Making peace with WWII memories
When Helen Madamba Mossman thinks of her time during World War II as a child in the Philippines, it’s not the pop of rifle fire or the whirring of helicopter blades that she remembers. Her mind instead fixates on the lush green of the jungle, and the crash of the crystal blue waves on the beach.
“There were certain times when the tide was so high that the waves would come up on our concrete porch,” she said, smiling at the memory. Of course, that was before the family fled their beachfront home; before they spent two years hiding in makeshift encampments in the jungle where they spoke in perpetual whisper to avoid detection by Japanese soldiers.
Mossman, a Petaluma resident, penned the memoir “A Letter to my Father” about her family’s experience in WWII, a story she will share during a free reading on Saturday, Sept. 20, at 2 p.m. at the Petaluma Library.
Mossman said she wrote the book as a tribute to her father, whose strategic planning ensured the family survived the war, and made it safely to America. It was a feat she never appreciated during her father’s life. When she first set foot in the United States in 1945, she decided to cut ties with her childhood in the Philippines, which in some ways meant cutting out her father, the prevalent Filipino relative in her new American life.
“I just wasn’t a very good daughter,” she sighed. “I wrote this (book) as an atonement.”
Mossman’s parents, Jorge and Iva Madamba, met at the University of Oklahoma while he was an exchange student. Unable to find work during the Great Depression, he went back to his native Philippines after graduation while she saved her pennies until she had enough to join him overseas in 1932. Two children, Mossman and her younger brother Jorge Judy, soon followed.
It was a bucolic childhood on the tropical island of Negros, until the bombing of Pearl Harbor in 1941, when the life they knew slowly began to crumble. First, Mossman’s father left to serve with American troops.
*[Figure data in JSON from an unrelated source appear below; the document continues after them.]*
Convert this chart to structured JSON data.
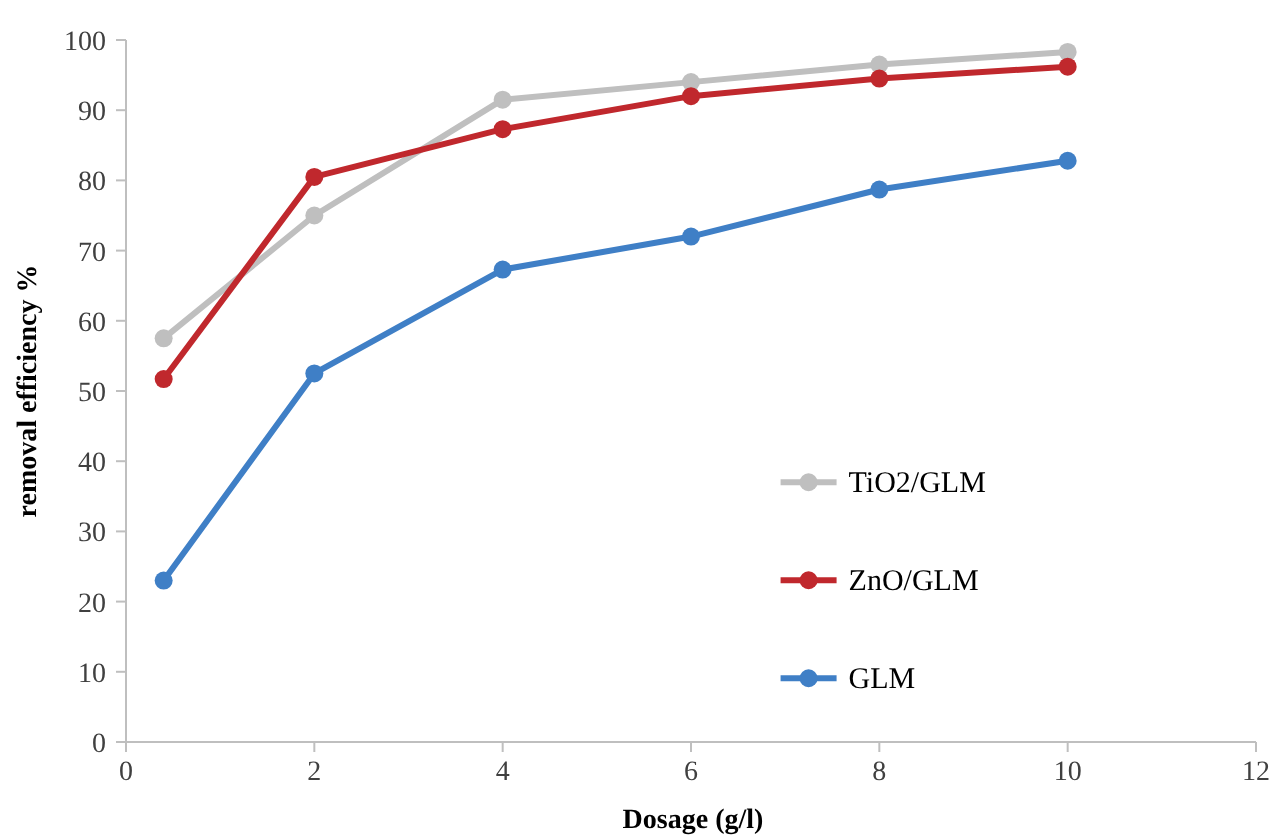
{
  "chart_data": {
    "type": "line",
    "xlabel": "Dosage (g/l)",
    "ylabel": "removal efficiency %",
    "xlim": [
      0,
      12
    ],
    "xticks": [
      0,
      2,
      4,
      6,
      8,
      10,
      12
    ],
    "ylim": [
      0,
      100
    ],
    "yticks": [
      0,
      10,
      20,
      30,
      40,
      50,
      60,
      70,
      80,
      90,
      100
    ],
    "x": [
      0.4,
      2,
      4,
      6,
      8,
      10
    ],
    "series": [
      {
        "name": "TiO2/GLM",
        "color": "#bfbfbf",
        "values": [
          57.5,
          75,
          91.5,
          94,
          96.5,
          98.3
        ]
      },
      {
        "name": "ZnO/GLM",
        "color": "#c0282d",
        "values": [
          51.7,
          80.5,
          87.3,
          92,
          94.5,
          96.2
        ]
      },
      {
        "name": "GLM",
        "color": "#3f7fc6",
        "values": [
          23,
          52.5,
          67.3,
          72,
          78.7,
          82.8
        ]
      }
    ],
    "marker": "circle",
    "line_style": "solid",
    "grid": false,
    "legend": "right"
  }
}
Then came the violent patrols along the beach where they played as children.
“If they (Japanese forces) saw a building or person on shore, they’d shoot at it,” said Mossman.
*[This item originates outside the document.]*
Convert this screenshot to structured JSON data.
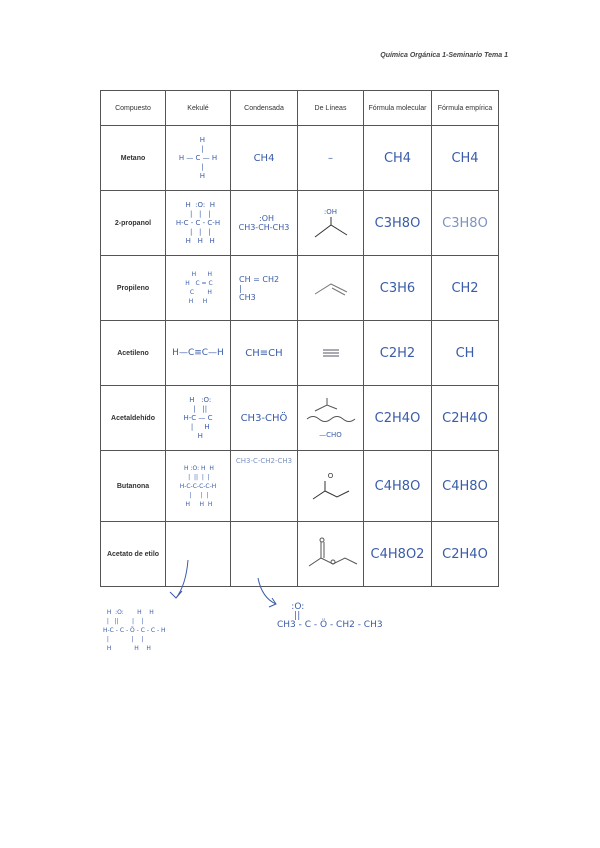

It was then that the family headed into the jungle, carrying just the bare necessities along with some family photos and mementos. It was the beginning of a grueling two years as the family darted from one safe haven to another, living in shelters quickly fashioned from bamboo. The children learned to never raise their voice above a whisper for fear of capture. But despite the inherent dangers, Mossman, who was 10 at the time, doesn’t remember being fearful.
“My parents never told us anything that frightened us, they never told us we were going to get killed or anything,” she said. “Their whole premise was that we were going to be safe because we were going to hide from the Japanese.”
Instead, they focused on happier things, included long talks about the rich future waiting for them in America. Iva Madamba even made sure her children celebrated Christmas in the dank jungle, crafting a soccer ball out of an old tennis ball, twine and her last silk stocking in 1943.
“Our father and mother smiled at each other as my brother and I played with the ball,” Mossman wrote. “They had given us the most perfect gift they could provide, the best Christmas present they had to offer.”
In 1945, word spread that the empire of Japan had surrendered. Jorge Madamba immediately made plans to bring his family to America aboard a military vessel. Mossman, who was 12 by then, remembers when the ship stopped in Hawaii, where the Red Cross provided clothing.
“It was the first time I got to wear shoes in two years,” she recalled.
After docking in San Francisco, the family quickly boarded a train back to her mother’s hometown of Woodward, Okla. Life took a dramatic turn, but Mossman was ready. She had dreamed of her “real life” in America for years after listening to her parents’ stories of Oklahoma. But she struggled to figure out how her father, with his thick accent and old world traditions, fit into her new life.
“I knew he was a foreigner, and I wasn’t a foreigner,” she said of her younger self. “I remember just wanting him to go inside and turn off the lights so no one would know he was my dad.”
After Mossman began a successful career as a journalist, she began writing about her experiences in the war. Only then did she begin to make peace with the memory of her father.
“I hope he knows that I really, really appreciated everything he did,” she said.